Charlotte March
(8.10.1930 Essen – 29.5.2005 Hamburg)
Jarrestraße 80 (Wirkungsstätte)
Charlotte March studierte zwischen 1950 und 1954 an der Hamburger Kunstschule Alsterdamm. Zwei Jahre später begann sie als Illustratorin mit dem Verlag Gruner + jahr, sowie den Zeitschriften Brigitte und Stern zusammenzuarbeiten. Gleichzeitig arbeitete sie als Dozentin in der Meisterschule für Mode in Hamburg.
Doch die Fotografie faszinierte sie am stärksten. „Schon als Studentin an der Hamburger Kunstschule Alsterdamm erkundet Charlotte March die Stadt mit der Kamera, vor allem die wenig glamourösen Orte. Sensibel fängt sie in Momentaufnahmen die wiederkehrende Normalität der kleinen Leute in der Nachkriegszeit ein: Alltags-Szenen, bevorzugt rund ums Rotlichtviertel.“[1]
1961 eröffnete Charlotte March ihr erstes Atelier für Werbe- und Modefotografie mit Sitz in der Sierichstraße. Sie erhielt Aufträge aus Paris und London, fotografierte für die Zeitschriften „Elle“, „Vanity Fair“ und „Harper’s Bazaar“; „und sie lernt Willy Fleckhaus kennen, den Gründer der Zeitschrift ‚Twen‘, mit deren völlig neuer Optik er ‚wie ein reinigendes Gewitter‘ den Markt aufmischt.
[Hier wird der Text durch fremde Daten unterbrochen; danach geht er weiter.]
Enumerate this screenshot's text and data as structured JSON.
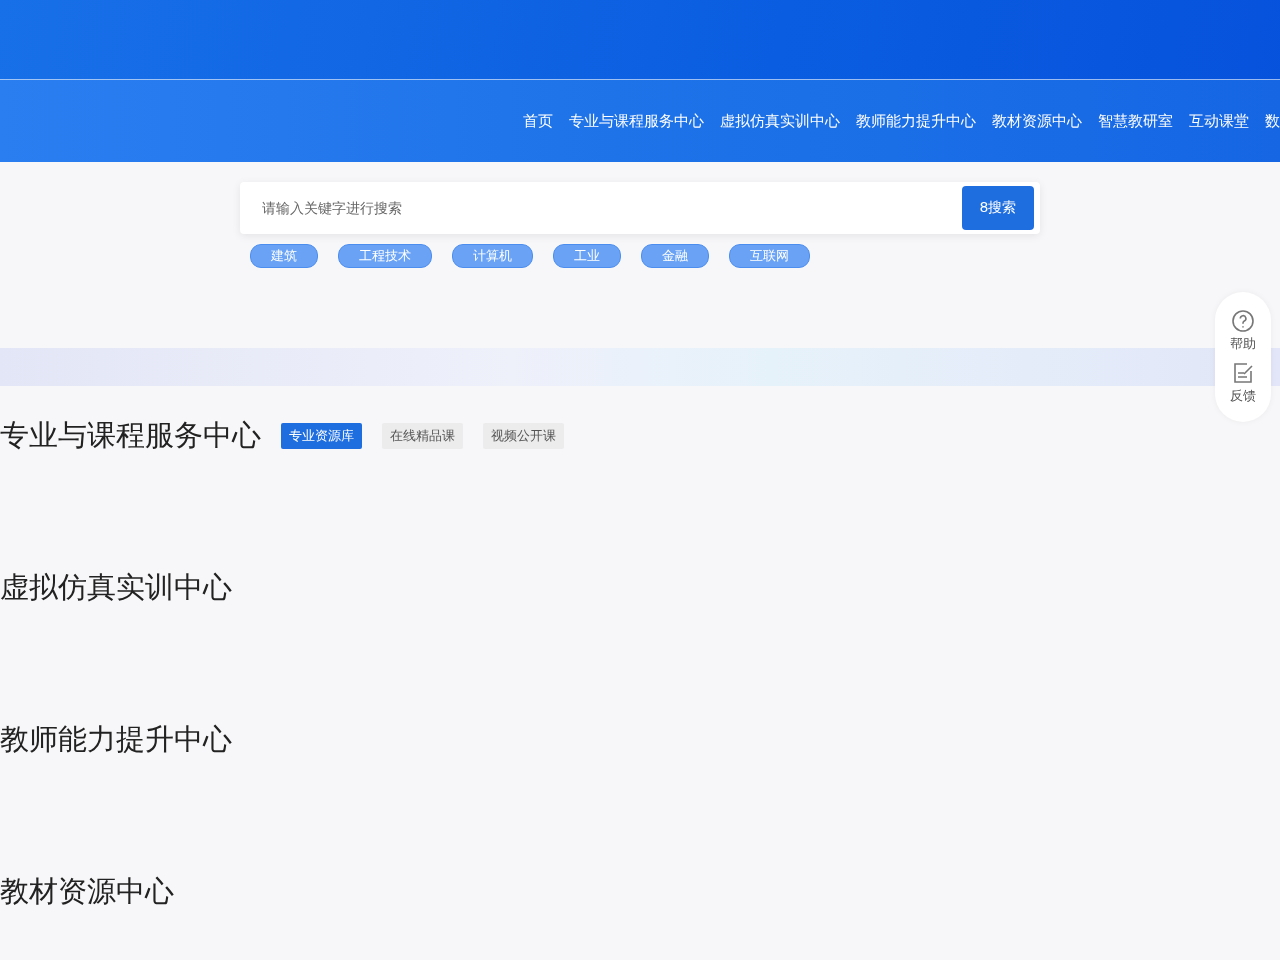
{
  "nav": {
    "items": [
      {
        "label": "首页"
      },
      {
        "label": "专业与课程服务中心"
      },
      {
        "label": "虚拟仿真实训中心"
      },
      {
        "label": "教师能力提升中心"
      },
      {
        "label": "教材资源中心"
      },
      {
        "label": "智慧教研室"
      },
      {
        "label": "互动课堂"
      },
      {
        "label": "数"
      }
    ]
  },
  "search": {
    "placeholder": "请输入关键字进行搜索",
    "button": "8搜索"
  },
  "tags": [
    "建筑",
    "工程技术",
    "计算机",
    "工业",
    "金融",
    "互联网"
  ],
  "side_tools": [
    {
      "kind": "help",
      "label": "帮助"
    },
    {
      "kind": "feedback",
      "label": "反馈"
    }
  ],
  "sections": [
    {
      "title": "专业与课程服务中心",
      "tabs": [
        {
          "label": "专业资源库",
          "selected": true
        },
        {
          "label": "在线精品课",
          "selected": false
        },
        {
          "label": "视频公开课",
          "selected": false
        }
      ]
    },
    {
      "title": "虚拟仿真实训中心"
    },
    {
      "title": "教师能力提升中心"
    },
    {
      "title": "教材资源中心"
    }
  ]
}
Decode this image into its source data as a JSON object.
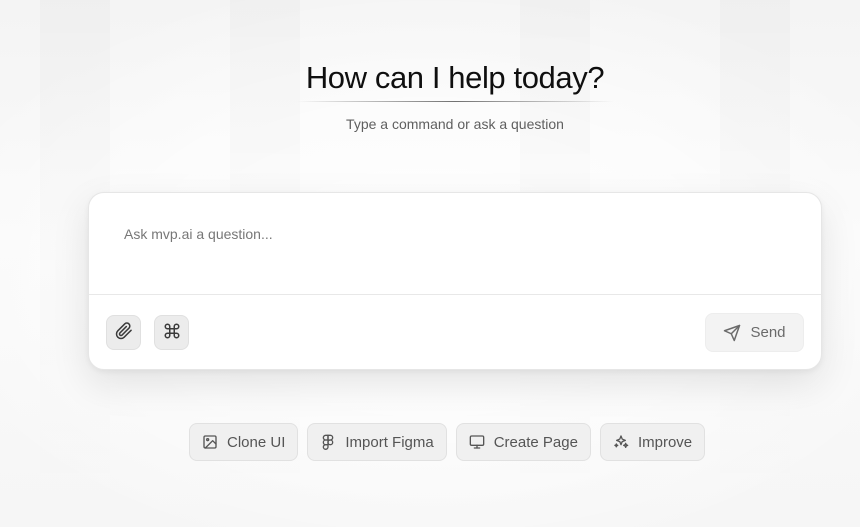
{
  "header": {
    "title": "How can I help today?",
    "subtitle": "Type a command or ask a question"
  },
  "composer": {
    "placeholder": "Ask mvp.ai a question...",
    "send_label": "Send",
    "attach_icon": "paperclip-icon",
    "command_icon": "command-icon"
  },
  "actions": [
    {
      "label": "Clone UI",
      "icon": "image-icon"
    },
    {
      "label": "Import Figma",
      "icon": "figma-icon"
    },
    {
      "label": "Create Page",
      "icon": "monitor-icon"
    },
    {
      "label": "Improve",
      "icon": "sparkles-icon"
    }
  ],
  "colors": {
    "title": "#0f0f0f",
    "subtitle": "#5f5f5f",
    "chip_background": "#f0f0f0",
    "send_text": "#6a6a6a"
  }
}
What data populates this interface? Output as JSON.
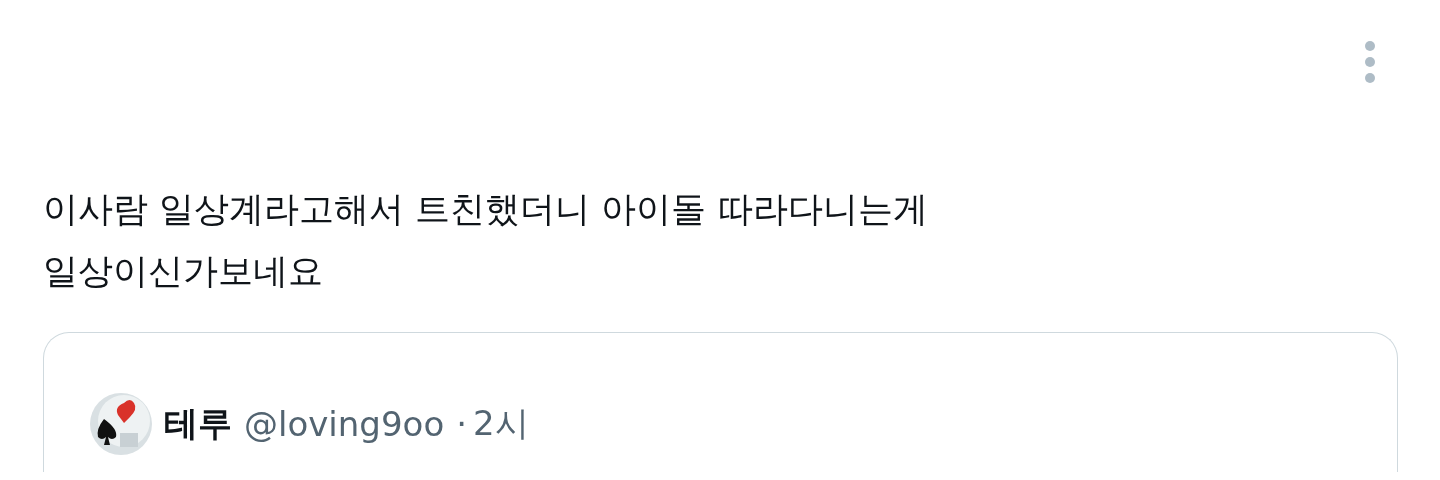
{
  "tweet": {
    "text_lines": [
      "이사람 일상계라고해서 트친했더니 아이돌 따라다니는게",
      "일상이신가보네요"
    ],
    "quoted": {
      "name": "테루",
      "handle": "@loving9oo",
      "separator": "·",
      "time": "2시"
    }
  }
}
Charlotte Marchs Fotoserien im Magazin werden vom New Yorker Art Directors Club ausgezeichnet.“[2]
1968 erhielt sie den Kulturpreis der deutschen Gesellschaft für Photographie in Köln.
Charlotte March bekam auch Aufträge von der italienischen „Voque“ und der französischen Zeitschrift „Marie Claire“, aber auch Werbeaufträge von Renault sowie von Getränke- und Zigarettenmarken.
Charlotte March nahm auch an zwei Weltausstellungen teil. Ihre Arbeiten wurden im Laufe der Jahre in verschiedenen Galerien und Museen gezeigt.
1977 schrieb sie das Buch „Mann, oh Mann! – Ein Vorschlag zur Emanzipation des attraktiven Mannes“. Dieses Buch hatte großen Erfolg, zeigte es doch erstmals die weibliche Sicht auf den männlichen Körper.
Charlotte March arbeitete bis 1998 in ihrem Studio in der Jarrestraße. Ihr fotografischer Nachlass befindet sich in der Sammlung Falckenberg in Hamburg. Von Mai bis August 2022 wurde in den Hamburger Deichtorhallen eine Werkschau von 300 Arbeiten gezeigt, die Charlotte March einst produziert hatte, wobei besonders wenig bekannte Arbeiten von ihr im Mittelpunkt standen. Dazu heißt es auf der Website der Deichtorhallen: „Das weitgehend unbekannte fotografische Frühwerk Marchs aus den 1950er-Jahren knüpft an die ‚humanistische Fotografie‘ jener Zeit an und bildet einen wichtigen, bisher wenig beachteten Beitrag zum kulturellen Gedächtnis der Stadt Hamburg. Ihr hochsensibler Blick auch auf die Ränder der Gesellschaft im Nachkriegs-Hamburg führt sie an marginalisierte, gänzlich unglamouröse Orte der sich im Wandel befindenden Stadt. March lässt uns hinter die Kulissen blicken, zeigt den Alltag von Bonbon-Machern, Händler*innen wie auch das Leben auf der Reeperbahn.
In späteren Auftragsarbeiten verweist Marchs Blick auf eine emanzipatorische Haltung sowie ein Lebensgefühl der Freiheit und des gesellschaftlichen Aufbruchs. Charlotte March wollte ihre Modelle anders aussehen lassen als damals üblich. Die Fotografin kommunizierte über das Fotografieren mit ihren Modellen, deren modernes, ungebundenes Lebensgefühl sie teilte – mit einem offenen Blick für das, was der Alltag oder auch der Zufall ihr bei der Aufnahme zuspielte. Sie zeigte Frauen, die vor der Kamera rauchten oder Werbung für Bier machten. Sie propagierte ein modernes Frauenbild, war revolutionär und stilbildend, auch weil sie als eine der ersten Fotograf*innen in Deutschland wie selbstverständlich mit Schwarzen Models zusammenarbeitete.“[3]
Privat lebte Charlotte March 51 Jahre lang mit dem acht Jahre älteren Schauspieler Balduin Baas, zusammen, der ein Jahr nach ihrem Tod ebenfalls verstarb.